From: Michał Mirosław
Date: Fri Jul 21 2023 - 20:22:31 EST


On Fri, Jul 21, 2023 at 10:50:19PM +0500, Muhammad Usama Anjum wrote:
> On 7/21/23 4:23 PM, Michał Mirosław wrote:
> > On Fri, Jul 21, 2023 at 03:48:22PM +0500, Muhammad Usama Anjum wrote:
> >> On 7/21/23 12:28 AM, Michał Mirosław wrote:
[...]
> >>> d. change the ioctl to be a SCAN with optional WP. Addressing the
> >>> original use-case, GetWriteWatch() can be implemented as:
> >> As I've mentioned several times previously (without the name of
> >> ResetWriteWatch()) that we need exclusive WP without GET. This could be
> >> implemented with UFFDIO_WRITEPROTECT. But when we use UFFDIO_WRITEPROTECT,
> >> we hit some special case and performance is very slow.

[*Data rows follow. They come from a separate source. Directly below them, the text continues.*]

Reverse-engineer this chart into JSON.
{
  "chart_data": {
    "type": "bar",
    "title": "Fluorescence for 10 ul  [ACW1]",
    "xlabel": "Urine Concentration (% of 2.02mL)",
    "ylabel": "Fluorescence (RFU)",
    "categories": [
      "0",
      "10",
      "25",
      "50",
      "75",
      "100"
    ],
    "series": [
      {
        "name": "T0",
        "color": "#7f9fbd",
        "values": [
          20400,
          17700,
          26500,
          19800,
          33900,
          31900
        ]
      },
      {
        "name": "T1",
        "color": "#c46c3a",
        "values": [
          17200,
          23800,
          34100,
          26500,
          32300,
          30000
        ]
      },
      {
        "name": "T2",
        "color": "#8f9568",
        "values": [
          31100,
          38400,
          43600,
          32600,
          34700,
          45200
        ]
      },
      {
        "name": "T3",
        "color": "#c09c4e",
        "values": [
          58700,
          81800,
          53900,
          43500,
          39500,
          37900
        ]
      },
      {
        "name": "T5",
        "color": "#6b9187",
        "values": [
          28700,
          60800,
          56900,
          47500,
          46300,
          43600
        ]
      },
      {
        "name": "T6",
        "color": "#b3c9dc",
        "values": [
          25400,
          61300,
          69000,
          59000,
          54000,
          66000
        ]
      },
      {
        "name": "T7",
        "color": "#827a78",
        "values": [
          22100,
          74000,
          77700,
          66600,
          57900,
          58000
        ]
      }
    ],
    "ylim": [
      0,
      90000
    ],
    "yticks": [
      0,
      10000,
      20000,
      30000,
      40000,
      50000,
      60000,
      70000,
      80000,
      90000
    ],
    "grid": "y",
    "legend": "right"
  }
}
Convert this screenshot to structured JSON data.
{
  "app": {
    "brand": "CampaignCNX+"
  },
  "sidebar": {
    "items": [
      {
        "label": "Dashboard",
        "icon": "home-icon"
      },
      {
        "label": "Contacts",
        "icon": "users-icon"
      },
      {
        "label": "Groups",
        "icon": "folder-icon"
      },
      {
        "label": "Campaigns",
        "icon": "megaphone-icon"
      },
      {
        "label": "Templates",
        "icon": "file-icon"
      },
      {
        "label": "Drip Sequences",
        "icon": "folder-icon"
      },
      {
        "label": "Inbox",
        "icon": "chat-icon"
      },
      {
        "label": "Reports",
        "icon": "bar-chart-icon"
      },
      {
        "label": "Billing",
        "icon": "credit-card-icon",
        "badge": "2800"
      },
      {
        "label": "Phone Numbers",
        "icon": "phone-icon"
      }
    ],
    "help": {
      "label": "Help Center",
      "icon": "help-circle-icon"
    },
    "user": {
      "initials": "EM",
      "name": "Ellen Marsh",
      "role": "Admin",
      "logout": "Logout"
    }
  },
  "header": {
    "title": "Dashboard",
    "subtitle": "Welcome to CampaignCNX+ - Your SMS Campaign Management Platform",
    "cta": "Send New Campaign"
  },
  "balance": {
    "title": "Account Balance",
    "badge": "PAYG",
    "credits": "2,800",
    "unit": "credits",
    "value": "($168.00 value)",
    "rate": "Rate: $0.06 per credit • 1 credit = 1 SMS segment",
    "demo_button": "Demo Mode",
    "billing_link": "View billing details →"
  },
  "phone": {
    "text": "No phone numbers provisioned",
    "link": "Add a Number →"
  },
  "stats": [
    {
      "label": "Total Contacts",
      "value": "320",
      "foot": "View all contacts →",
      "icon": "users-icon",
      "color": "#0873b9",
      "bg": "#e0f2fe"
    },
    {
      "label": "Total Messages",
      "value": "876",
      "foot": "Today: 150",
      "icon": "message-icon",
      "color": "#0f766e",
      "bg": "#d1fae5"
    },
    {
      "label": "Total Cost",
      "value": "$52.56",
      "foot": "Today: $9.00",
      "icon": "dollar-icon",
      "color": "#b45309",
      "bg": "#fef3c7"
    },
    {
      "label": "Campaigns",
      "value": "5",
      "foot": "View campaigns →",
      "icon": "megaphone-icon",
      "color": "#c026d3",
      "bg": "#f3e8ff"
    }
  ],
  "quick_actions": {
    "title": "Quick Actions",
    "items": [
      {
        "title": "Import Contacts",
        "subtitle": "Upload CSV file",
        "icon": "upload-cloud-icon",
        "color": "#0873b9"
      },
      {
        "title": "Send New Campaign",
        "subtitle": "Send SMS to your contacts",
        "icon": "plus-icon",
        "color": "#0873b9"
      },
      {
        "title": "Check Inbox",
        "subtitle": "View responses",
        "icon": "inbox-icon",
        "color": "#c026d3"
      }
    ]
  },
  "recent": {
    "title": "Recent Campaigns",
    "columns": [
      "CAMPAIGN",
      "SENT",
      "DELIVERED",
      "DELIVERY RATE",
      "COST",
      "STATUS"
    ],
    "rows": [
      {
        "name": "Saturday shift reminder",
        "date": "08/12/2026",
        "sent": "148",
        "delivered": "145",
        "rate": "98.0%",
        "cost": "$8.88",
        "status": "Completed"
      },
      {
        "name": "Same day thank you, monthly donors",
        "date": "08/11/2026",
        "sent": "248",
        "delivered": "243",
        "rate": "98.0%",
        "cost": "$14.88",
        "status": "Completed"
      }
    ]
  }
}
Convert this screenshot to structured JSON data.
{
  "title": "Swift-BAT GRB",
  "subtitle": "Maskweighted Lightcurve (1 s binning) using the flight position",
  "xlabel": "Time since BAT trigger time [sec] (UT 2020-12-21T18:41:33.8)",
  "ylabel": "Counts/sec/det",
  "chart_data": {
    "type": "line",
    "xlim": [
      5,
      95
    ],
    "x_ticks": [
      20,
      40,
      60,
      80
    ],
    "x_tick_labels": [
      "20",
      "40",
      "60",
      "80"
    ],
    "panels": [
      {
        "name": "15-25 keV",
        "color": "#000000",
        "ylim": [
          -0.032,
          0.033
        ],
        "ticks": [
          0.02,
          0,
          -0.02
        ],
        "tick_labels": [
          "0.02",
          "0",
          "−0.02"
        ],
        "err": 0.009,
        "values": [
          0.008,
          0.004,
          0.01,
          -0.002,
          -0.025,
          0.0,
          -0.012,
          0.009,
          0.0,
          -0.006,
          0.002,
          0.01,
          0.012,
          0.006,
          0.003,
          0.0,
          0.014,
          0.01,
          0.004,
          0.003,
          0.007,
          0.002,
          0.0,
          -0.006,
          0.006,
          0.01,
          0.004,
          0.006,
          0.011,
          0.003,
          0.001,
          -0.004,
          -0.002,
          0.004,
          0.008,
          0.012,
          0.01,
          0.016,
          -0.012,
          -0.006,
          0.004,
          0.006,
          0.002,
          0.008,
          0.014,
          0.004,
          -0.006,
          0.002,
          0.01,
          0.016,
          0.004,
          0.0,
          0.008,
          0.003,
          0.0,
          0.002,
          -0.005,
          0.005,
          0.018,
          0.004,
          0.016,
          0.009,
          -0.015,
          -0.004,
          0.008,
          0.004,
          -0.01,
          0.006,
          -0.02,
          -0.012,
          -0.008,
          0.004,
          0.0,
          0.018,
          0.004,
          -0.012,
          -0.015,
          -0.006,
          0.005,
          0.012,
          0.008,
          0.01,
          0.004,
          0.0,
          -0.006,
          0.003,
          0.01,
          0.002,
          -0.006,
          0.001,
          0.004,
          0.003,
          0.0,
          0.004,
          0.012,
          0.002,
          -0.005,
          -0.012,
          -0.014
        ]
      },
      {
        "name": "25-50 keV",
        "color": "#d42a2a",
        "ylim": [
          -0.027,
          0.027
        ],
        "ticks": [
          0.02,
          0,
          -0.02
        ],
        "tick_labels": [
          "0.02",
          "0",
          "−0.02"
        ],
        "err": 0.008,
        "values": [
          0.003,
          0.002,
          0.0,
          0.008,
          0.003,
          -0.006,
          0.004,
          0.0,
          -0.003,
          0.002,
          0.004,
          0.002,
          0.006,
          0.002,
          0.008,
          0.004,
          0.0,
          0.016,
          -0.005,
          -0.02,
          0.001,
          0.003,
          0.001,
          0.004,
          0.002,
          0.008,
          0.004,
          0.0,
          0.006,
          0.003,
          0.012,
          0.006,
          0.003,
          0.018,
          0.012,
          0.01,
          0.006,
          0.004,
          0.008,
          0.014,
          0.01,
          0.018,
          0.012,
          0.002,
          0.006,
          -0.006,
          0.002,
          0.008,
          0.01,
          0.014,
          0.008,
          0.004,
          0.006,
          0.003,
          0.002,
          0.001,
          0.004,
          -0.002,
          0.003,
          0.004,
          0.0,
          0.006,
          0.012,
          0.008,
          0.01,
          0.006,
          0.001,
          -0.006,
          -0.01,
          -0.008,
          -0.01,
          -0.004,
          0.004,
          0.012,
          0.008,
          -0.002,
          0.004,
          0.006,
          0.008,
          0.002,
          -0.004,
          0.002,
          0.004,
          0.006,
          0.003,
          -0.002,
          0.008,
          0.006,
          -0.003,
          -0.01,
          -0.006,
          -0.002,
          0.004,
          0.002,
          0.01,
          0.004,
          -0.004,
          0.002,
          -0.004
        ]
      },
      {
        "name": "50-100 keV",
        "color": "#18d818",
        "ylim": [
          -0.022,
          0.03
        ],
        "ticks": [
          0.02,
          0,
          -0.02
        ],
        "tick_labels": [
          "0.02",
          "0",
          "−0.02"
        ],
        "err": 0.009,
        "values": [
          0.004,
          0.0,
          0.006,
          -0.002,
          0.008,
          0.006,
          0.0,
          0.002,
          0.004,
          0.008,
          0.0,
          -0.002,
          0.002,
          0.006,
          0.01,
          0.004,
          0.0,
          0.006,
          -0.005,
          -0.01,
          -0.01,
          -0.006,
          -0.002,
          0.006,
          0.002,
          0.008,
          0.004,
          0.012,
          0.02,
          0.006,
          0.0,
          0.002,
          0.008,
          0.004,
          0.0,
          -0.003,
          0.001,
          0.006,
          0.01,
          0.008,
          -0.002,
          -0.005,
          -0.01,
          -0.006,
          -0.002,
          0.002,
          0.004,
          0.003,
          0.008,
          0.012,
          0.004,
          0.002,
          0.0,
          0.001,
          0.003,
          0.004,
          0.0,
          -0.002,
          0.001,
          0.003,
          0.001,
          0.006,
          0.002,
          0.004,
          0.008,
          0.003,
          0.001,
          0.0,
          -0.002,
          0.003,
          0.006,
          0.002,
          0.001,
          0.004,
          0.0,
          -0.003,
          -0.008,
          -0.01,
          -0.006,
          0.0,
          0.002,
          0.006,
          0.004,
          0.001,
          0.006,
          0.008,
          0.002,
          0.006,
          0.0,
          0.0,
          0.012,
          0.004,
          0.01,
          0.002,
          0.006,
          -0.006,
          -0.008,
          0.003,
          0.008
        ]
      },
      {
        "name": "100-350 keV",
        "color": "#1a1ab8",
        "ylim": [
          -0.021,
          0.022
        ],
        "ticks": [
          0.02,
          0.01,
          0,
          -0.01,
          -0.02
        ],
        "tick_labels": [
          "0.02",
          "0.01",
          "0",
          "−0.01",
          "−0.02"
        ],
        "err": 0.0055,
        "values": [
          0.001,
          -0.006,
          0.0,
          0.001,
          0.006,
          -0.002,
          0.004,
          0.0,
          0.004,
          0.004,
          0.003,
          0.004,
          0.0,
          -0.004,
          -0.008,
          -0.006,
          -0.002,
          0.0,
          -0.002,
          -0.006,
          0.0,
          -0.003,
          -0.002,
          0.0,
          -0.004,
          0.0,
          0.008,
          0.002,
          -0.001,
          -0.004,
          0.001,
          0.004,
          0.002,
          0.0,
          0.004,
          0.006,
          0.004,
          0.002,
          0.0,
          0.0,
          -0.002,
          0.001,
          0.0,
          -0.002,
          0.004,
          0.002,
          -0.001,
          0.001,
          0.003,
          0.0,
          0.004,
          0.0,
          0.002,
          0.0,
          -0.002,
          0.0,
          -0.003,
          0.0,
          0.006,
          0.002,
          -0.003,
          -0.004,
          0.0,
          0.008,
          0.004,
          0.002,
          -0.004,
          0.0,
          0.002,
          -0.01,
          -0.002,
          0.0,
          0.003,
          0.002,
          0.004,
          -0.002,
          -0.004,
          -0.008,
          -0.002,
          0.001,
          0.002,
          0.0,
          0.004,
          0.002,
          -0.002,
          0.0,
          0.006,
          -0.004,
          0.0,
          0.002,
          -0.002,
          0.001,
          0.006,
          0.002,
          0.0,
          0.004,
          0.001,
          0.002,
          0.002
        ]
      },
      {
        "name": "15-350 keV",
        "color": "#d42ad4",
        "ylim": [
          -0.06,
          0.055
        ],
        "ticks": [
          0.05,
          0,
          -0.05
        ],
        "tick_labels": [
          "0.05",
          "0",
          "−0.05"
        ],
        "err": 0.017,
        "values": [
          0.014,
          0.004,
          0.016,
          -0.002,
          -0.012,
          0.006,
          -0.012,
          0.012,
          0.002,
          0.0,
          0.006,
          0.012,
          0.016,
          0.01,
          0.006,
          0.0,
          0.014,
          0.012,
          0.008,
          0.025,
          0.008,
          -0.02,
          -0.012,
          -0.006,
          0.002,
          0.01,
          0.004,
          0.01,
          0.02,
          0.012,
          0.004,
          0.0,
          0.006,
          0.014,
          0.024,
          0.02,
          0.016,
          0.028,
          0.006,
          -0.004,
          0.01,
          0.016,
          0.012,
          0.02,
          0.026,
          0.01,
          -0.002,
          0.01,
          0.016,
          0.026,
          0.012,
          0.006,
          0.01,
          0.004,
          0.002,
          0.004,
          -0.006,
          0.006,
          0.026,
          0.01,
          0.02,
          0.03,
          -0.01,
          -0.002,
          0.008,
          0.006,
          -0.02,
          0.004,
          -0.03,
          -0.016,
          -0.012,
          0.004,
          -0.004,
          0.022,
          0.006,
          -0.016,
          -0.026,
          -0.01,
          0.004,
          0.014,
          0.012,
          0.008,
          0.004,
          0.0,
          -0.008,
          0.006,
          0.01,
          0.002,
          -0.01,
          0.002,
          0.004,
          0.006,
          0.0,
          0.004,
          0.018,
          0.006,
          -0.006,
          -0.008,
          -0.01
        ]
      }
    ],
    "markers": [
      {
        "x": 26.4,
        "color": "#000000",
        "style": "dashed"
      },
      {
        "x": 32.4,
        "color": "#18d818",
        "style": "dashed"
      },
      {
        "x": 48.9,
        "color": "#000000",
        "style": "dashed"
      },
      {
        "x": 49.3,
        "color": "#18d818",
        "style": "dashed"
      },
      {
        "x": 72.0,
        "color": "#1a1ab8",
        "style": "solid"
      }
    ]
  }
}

So with UFFD WP
> >> expert, Peter Xu we have decided to put exclusive WP in this IOCTL for
> >> implementation of ResetWriteWatch().
> >>
> >> A lot of simplification of the patch is made possible because of not
> >> keeping exclusive WP. (You have also written some quality code, more better.)
> >>>
> >>> memset(&args, 0, sizeof(args));
> >>> args.start = lpBaseAddress;
> >>> args.end = lpBaseAddress + dwRegionSize;
> >>> args.max_pages = *lpdwCount;
> >>> *lpdwGranularity = PAGE_SIZE;
> >>> args.flags = PM_SCAN_CHECK_WPASYNC;
> >>> if (dwFlags & WRITE_WATCH_FLAG_RESET)
> >>> args.flags |= PM_SCAN_WP_MATCHED;
> >>> args.categories_mask = PAGE_IS_WRITTEN;
> >>> args.return_mask = PAGE_IS_WRITTEN;
> >
> > For ResetWriteWatch() you would:
> >
> > args.flags = PM_SCAN_WP_MATCHING;
> > args.categories_mask = PAGE_IS_WPASYNC | PAGE_IS_WRITTEN;
> > args.return_mask = 0;
> >
> > Or (if you want to error out if the range doesn't have WP enabled):
> >
> > args.flags = PM_SCAN_WP_MATCHING | PM_SCAN_CHECK_WPASYNC;
> > args.categories_mask = PAGE_IS_WRITTEN;
> > args.return_mask = 0;
> >
> > (PM_SCAN_CHECK_WPASYNC is effectively adding PAGE_IS_WPASYNC to the
> > required categories.)
> Right. But we don't want to perform GET in case of ResetWriteWatch(). It'll
> be wasted effort to perform GET as well when we don't care about the dirty
> status of the pages.

This doesn't really do GET: return_mask == 0 means that there won't be any
ranges reported (and you can pass {NULL, 0} for arg.{vec, vec_len}). But
I've changed the no-GET criteria to vec == NULL (requires vec_len == 0).

> Is it possible for you to fix the above mentioned 3 things and send the
> patch for my testing:
> 1 Make GET optional
> 2 Detect partial THP WP operation and split
> 3 Optimization of moving this interesting logic to output() function
>
> Please let me know if you cannot make the above fixes. I'll mix my patch
> version and your patch and fix these things up.

Sending as a reply.

Best Regards
Michał Mirosław